Note that the subsets with $j\ge |Q|\gt k$ do not contribute because the range of the second inner sum is up to $k.$ We re-write one more time to isolate the dependency on $j$ and get

$$\bbox[5px,border:2px solid #00A000]{ \sum_{q=1}^k {n-q\choose j-q} \sum_{Q\subseteq P, \; 1\le |Q|\le q} {n-|Q|\choose q-|Q|} (-1)^{q-|Q|} \left(\sum_{l\in Q} l\right)^k.}$$

Here we have started $q$ at one because the empty set does not contribute, with the power sum being zero.
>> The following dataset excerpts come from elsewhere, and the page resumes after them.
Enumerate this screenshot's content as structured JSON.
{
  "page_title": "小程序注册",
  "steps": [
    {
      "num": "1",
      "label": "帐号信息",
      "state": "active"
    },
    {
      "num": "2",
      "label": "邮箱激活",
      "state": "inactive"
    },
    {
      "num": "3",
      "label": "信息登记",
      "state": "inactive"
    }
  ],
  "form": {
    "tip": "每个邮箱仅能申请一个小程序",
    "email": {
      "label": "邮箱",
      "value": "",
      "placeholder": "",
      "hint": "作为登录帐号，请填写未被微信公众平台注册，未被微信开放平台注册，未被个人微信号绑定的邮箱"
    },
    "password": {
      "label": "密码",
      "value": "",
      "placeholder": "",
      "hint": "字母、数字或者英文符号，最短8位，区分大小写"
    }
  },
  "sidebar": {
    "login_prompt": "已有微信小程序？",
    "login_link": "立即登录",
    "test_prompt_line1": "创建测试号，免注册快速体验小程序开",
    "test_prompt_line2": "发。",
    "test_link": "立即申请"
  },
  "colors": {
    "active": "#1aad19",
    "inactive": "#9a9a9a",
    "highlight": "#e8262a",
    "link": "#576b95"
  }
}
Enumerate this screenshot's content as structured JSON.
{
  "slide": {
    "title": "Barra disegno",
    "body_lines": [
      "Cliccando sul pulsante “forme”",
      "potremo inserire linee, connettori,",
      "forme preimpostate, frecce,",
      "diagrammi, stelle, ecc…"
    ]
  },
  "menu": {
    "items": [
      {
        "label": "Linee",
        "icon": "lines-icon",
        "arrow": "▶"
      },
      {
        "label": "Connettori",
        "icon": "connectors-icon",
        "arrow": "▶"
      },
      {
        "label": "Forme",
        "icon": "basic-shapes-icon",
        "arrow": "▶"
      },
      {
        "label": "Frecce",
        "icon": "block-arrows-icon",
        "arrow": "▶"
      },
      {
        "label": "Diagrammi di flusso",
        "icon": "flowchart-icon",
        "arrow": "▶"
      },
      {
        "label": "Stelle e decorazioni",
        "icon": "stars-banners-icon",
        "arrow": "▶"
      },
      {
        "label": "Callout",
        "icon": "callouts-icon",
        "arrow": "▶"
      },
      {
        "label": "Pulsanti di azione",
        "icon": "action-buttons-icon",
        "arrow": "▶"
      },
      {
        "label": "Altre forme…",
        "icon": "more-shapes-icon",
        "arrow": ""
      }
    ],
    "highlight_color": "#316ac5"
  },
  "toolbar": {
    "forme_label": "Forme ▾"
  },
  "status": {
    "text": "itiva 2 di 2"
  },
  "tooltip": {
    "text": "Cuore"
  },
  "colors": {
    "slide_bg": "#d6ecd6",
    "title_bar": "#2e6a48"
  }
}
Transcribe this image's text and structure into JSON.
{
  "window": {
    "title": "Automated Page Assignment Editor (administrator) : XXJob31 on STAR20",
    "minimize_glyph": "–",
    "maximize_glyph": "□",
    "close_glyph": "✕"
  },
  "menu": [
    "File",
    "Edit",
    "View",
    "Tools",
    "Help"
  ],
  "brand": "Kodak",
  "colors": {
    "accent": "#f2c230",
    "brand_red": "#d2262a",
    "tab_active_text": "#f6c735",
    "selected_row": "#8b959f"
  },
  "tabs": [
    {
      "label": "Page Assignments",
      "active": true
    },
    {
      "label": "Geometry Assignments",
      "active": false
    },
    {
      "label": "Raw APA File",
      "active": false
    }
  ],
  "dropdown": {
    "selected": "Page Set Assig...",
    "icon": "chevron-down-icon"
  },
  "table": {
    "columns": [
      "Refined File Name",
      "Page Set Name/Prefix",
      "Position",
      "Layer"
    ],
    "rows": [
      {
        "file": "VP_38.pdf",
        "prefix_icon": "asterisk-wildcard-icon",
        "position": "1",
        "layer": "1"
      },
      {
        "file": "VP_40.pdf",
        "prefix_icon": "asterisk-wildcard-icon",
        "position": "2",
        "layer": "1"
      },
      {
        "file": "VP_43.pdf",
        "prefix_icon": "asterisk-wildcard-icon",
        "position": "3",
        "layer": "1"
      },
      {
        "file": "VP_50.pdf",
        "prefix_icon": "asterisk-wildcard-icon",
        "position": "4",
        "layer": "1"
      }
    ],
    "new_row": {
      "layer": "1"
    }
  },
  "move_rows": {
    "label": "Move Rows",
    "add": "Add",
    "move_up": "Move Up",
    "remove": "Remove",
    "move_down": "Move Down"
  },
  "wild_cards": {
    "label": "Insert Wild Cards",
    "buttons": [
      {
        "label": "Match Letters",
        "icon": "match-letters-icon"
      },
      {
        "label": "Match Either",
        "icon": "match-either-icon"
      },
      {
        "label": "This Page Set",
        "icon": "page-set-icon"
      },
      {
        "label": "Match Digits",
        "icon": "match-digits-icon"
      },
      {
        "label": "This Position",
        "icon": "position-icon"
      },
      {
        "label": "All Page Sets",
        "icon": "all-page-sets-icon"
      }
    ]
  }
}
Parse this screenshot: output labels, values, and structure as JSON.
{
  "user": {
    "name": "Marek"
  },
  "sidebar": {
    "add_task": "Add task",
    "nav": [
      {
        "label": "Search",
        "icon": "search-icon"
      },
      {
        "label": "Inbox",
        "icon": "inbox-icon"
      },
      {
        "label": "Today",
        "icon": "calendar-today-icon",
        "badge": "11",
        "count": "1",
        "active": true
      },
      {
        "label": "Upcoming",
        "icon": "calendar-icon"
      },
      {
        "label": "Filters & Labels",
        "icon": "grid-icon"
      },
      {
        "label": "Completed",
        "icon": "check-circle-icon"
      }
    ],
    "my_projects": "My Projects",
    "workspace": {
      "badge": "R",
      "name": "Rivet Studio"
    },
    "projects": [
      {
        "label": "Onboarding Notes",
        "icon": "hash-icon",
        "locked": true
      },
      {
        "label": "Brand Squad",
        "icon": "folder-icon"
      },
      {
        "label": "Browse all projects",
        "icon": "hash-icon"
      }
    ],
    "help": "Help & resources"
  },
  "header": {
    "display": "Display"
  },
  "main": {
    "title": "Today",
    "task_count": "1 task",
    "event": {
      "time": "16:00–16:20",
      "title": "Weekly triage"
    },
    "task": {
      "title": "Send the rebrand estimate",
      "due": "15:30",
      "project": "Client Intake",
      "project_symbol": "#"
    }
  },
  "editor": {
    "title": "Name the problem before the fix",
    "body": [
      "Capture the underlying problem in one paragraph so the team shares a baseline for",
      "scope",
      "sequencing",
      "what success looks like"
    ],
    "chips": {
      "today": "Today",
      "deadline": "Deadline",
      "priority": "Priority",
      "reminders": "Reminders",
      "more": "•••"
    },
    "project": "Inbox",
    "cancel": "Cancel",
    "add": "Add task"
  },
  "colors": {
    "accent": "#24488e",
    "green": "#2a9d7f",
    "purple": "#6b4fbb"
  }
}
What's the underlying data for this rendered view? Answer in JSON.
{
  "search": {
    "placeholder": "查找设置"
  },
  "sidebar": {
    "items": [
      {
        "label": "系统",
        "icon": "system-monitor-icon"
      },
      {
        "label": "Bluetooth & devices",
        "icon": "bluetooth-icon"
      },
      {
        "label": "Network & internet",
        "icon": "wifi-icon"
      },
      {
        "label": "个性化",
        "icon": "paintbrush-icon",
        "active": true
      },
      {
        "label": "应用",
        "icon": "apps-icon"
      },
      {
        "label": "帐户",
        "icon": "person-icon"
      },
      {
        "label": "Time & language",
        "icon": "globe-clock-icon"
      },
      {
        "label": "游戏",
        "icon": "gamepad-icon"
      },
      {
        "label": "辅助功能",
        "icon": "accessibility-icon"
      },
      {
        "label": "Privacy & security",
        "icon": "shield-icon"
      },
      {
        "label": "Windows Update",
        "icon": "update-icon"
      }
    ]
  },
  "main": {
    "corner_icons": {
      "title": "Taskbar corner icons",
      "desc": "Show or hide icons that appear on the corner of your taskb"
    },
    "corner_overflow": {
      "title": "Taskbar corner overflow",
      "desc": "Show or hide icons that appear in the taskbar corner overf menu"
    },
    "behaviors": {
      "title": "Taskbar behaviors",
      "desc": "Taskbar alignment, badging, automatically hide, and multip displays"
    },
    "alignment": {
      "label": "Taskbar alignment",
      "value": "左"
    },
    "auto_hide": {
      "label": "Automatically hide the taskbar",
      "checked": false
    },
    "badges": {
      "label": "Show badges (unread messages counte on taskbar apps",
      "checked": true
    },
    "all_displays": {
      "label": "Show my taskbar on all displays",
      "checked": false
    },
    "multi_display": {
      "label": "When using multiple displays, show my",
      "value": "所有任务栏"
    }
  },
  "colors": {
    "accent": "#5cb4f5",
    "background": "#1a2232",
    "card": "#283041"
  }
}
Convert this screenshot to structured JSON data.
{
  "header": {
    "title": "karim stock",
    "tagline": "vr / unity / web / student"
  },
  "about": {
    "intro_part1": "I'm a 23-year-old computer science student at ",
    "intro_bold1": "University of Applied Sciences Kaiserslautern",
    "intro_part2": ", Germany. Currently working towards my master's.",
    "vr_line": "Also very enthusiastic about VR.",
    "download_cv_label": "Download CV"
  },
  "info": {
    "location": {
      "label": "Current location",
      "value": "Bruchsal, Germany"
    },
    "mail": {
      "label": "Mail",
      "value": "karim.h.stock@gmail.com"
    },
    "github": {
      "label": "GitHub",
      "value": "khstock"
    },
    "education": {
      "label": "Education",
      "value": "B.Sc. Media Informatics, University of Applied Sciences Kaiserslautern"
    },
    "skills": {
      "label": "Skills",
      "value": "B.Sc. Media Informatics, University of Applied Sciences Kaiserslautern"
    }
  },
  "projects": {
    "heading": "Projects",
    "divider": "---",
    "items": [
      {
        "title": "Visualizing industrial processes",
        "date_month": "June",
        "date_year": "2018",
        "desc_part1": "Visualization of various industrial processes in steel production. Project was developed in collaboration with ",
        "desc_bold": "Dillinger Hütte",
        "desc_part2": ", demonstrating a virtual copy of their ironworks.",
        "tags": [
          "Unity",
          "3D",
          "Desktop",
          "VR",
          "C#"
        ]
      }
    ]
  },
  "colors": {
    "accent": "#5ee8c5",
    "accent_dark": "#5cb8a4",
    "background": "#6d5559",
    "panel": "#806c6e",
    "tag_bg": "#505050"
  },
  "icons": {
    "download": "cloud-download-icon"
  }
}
It thus appears that the queried constants are given by

$$\alpha_{k,q} = \sum_{Q\subseteq P, \; 1\le |Q|\le q} {n-|Q|\choose q-|Q|} (-1)^{q-|Q|} \left(\sum_{l\in Q} l\right)^k.$$

Answer 3

This is Exercise 6.50 (b) in my Notes on the combinatorial fundamentals of algebra, version of 10 January 2019. (The numbering of the exercises might change, but you can find the version of 10 January 2019 archived on github.)

Note that the proof I give there is really written up "from scratch" (and I spend a while ruminating on trivialities about sums of products because my ring is noncommutative; not sure if you need that generality). You probably will find Lemma 7.222 trivial, and maybe Lemma 7.223 known. Parts (c) and (d) of that exercise give a formula for the sum in the case when $k=n$ (rather than $k). Part (a) gives a formula in the general case, but your mileage may vary about how useful it is.